Some people say that they can live with minority governments - that they will be better than majority governments. Fine. But everyone following this debate should understand one very important point: minority government is the ONLY promise that d'Hondt and closed, party lists delivers on. It won't increase the number of women in the legislature, it won't increase the quality of candidates, it won't increase the quality of debate, it won't pick politics up out of the gutter, and it won't feed the poor.

The CLC, CUPE, Advisory Council on the Status of Women, Cooper Institute, Fair Vote Canada, and all of the groups that have supported the Commission's proposal, have been sold a pig in a poke. They will get two, maybe three, members representing their interests in the Assembly under the NDP and Green Party banners; they will not have gained any presence through the mainstream parties. Like Jack Layton, one of these parties may be able to hold a gun to the head of the governing, minority party for a deal or two, but then the government will fall, an election will be called, the influence will be lost; and they will be back to square one.

A parallel MMP system with an open list system and independent candidates would have forced the mainstream parties to nominate gender, regional and issue-based candidates to the PR list because all parties under this system would stand an equal chance of having some of its list candidates elected. The winning party would not be shut out and its issue-based candidates would make it to the Assembly; and the losing party would be morally and pragmatically obligated to match the quality of list candidates.
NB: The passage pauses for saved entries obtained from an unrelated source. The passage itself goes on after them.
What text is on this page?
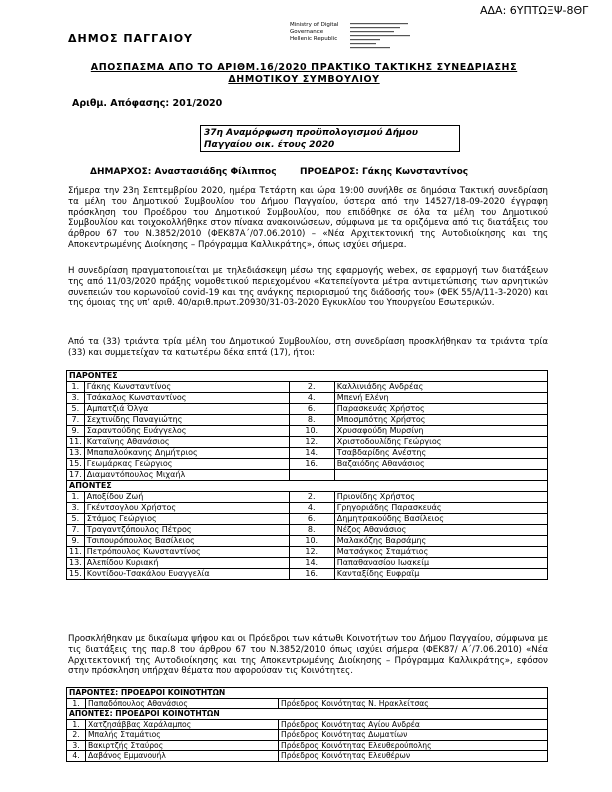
ΑΔΑ: 6ΥΠΤΩΞΨ-8ΘΓ
ΔΗΜΟΣ ΠΑΓΓΑΙΟΥ
Ministry of Digital
Governance
Hellenic Republic
ΑΠΟΣΠΑΣΜΑ ΑΠΟ ΤΟ ΑΡΙΘΜ.16/2020 ΠΡΑΚΤΙΚΟ ΤΑΚΤΙΚΗΣ ΣΥΝΕΔΡΙΑΣΗΣ ΔΗΜΟΤΙΚΟΥ ΣΥΜΒΟΥΛΙΟΥ
Αριθμ. Απόφασης: 201/2020
37η Αναμόρφωση προϋπολογισμού Δήμου Παγγαίου οικ. έτους 2020
ΔΗΜΑΡΧΟΣ: Αναστασιάδης Φίλιππος	ΠΡΟΕΔΡΟΣ: Γάκης Κωνσταντίνος
Σήμερα την 23η Σεπτεμβρίου 2020, ημέρα Τετάρτη και ώρα 19:00 συνήλθε σε δημόσια Τακτική συνεδρίαση τα μέλη του Δημοτικού Συμβουλίου του Δήμου Παγγαίου, ύστερα από την 14527/18-09-2020 έγγραφη πρόσκληση του Προέδρου του Δημοτικού Συμβουλίου, που επιδόθηκε σε όλα τα μέλη του Δημοτικού Συμβουλίου και τοιχοκολλήθηκε στον πίνακα ανακοινώσεων, σύμφωνα με τα οριζόμενα από τις διατάξεις του άρθρου 67 του Ν.3852/2010 (ΦΕΚ87Α΄/07.06.2010) – «Νέα Αρχιτεκτονική της Αυτοδιοίκησης και της Αποκεντρωμένης Διοίκησης – Πρόγραμμα Καλλικράτης», όπως ισχύει σήμερα.
Η συνεδρίαση πραγματοποιείται με τηλεδιάσκεψη μέσω της εφαρμογής webex, σε εφαρμογή των διατάξεων της από 11/03/2020 πράξης νομοθετικού περιεχομένου «Κατεπείγοντα μέτρα αντιμετώπισης των αρνητικών συνεπειών του κορωνοϊού covid-19 και της ανάγκης περιορισμού της διάδοσής του» (ΦΕΚ 55/Α/11-3-2020) και της όμοιας της υπ’ αριθ. 40/αριθ.πρωτ.20930/31-03-2020 Εγκυκλίου του Υπουργείου Εσωτερικών.
Από τα (33) τριάντα τρία μέλη του Δημοτικού Συμβουλίου, στη συνεδρίαση προσκλήθηκαν τα τριάντα τρία (33) και συμμετείχαν τα κατωτέρω δέκα επτά (17), ήτοι:
ΠΑΡΟΝΤΕΣ			
1.	Γάκης Κωνσταντίνος	2.	Καλλινιάδης Ανδρέας
3.	Τσάκαλος Κωνσταντίνος	4.	Μπενή Ελένη
5.	Αμπατζιά Όλγα	6.	Παρασκευάς Χρήστος
7.	Σεχτινίδης Παναγιώτης	8.	Μποσμπότης Χρήστος
9.	Σαραντούδης Ευάγγελος	10.	Χρυσαφούδη Μυρσίνη
11.	Καταϊνης Αθανάσιος	12.	Χριστοδουλίδης Γεώργιος
13.	Μπαπαλούκανης Δημήτριος	14.	Τσαβδαρίδης Ανέστης
15.	Γεωμάρκας Γεώργιος	16.	Βαζαιόδης Αθανάσιος
17.	Διαμαντόπουλος Μιχαήλ		
ΑΠΟΝΤΕΣ			
1.	Αποξίδου Ζωή	2.	Πριονίδης Χρήστος
3.	Γκέντσογλου Χρήστος	4.	Γρηγοριάδης Παρασκευάς
5.	Στάμος Γεώργιος	6.	Δημητρακούδης Βασίλειος
7.	Τραγαντζόπουλος Πέτρος	8.	Νέζος Αθανάσιος
9.	Τσιπουρόπουλος Βασίλειος	10.	Μαλακόζης Βαρσάμης
11.	Πετρόπουλος Κωνσταντίνος	12.	Ματσάγκος Σταμάτιος
13.	Αλεπίδου Κυριακή	14.	Παπαθανασίου Ιωακείμ
15.	Κοντίδου-Τσακάλου Ευαγγελία	16.	Κανταξίδης Ευφραΐμ
Προσκλήθηκαν με δικαίωμα ψήφου και οι Πρόεδροι των κάτωθι Κοινοτήτων του Δήμου Παγγαίου, σύμφωνα με τις διατάξεις της παρ.8 του άρθρου 67 του Ν.3852/2010 όπως ισχύει σήμερα (ΦΕΚ87/ Α΄/7.06.2010) «Νέα Αρχιτεκτονική της Αυτοδιοίκησης και της Αποκεντρωμένης Διοίκησης – Πρόγραμμα Καλλικράτης», εφόσον στην πρόσκληση υπήρχαν θέματα που αφορούσαν τις Κοινότητες.
ΠΑΡΟΝΤΕΣ: ΠΡΟΕΔΡΟΙ ΚΟΙΝΟΤΗΤΩΝ		
1.	Παπαδόπουλος Αθανάσιος	Πρόεδρος Κοινότητας Ν. Ηρακλείτσας
ΑΠΟΝΤΕΣ: ΠΡΟΕΔΡΟΙ ΚΟΙΝΟΤΗΤΩΝ		
1.	Χατζησάββας Χαράλαμπος	Πρόεδρος Κοινότητας Αγίου Ανδρέα
2.	Μπαλής Σταμάτιος	Πρόεδρος Κοινότητας Δωματίων
3.	Βακιρτζής Σταύρος	Πρόεδρος Κοινότητας Ελευθερούπολης
4.	Δαβάνος Εμμανουήλ	Πρόεδρος Κοινότητας Ελευθέρων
The people, rather than the parties, would have a chance to chose and support the inclusion of women or Acadians or advocates for the poor or First Nation leaders in our political landscape.

In their zeal to gain two or three seats under MMP and control the balance of power in minority Assemblies, the NDP and Green Party leaders sacrificed all of the expectations and promises that electoral reform was supposed to offer. I find it sad and disheartening that people following this debate were so overcome by emotions and rhetoric and did not see the truth. If this proposal passes, d'Hondt will have robbed us of our future possibilities. It was all about the math.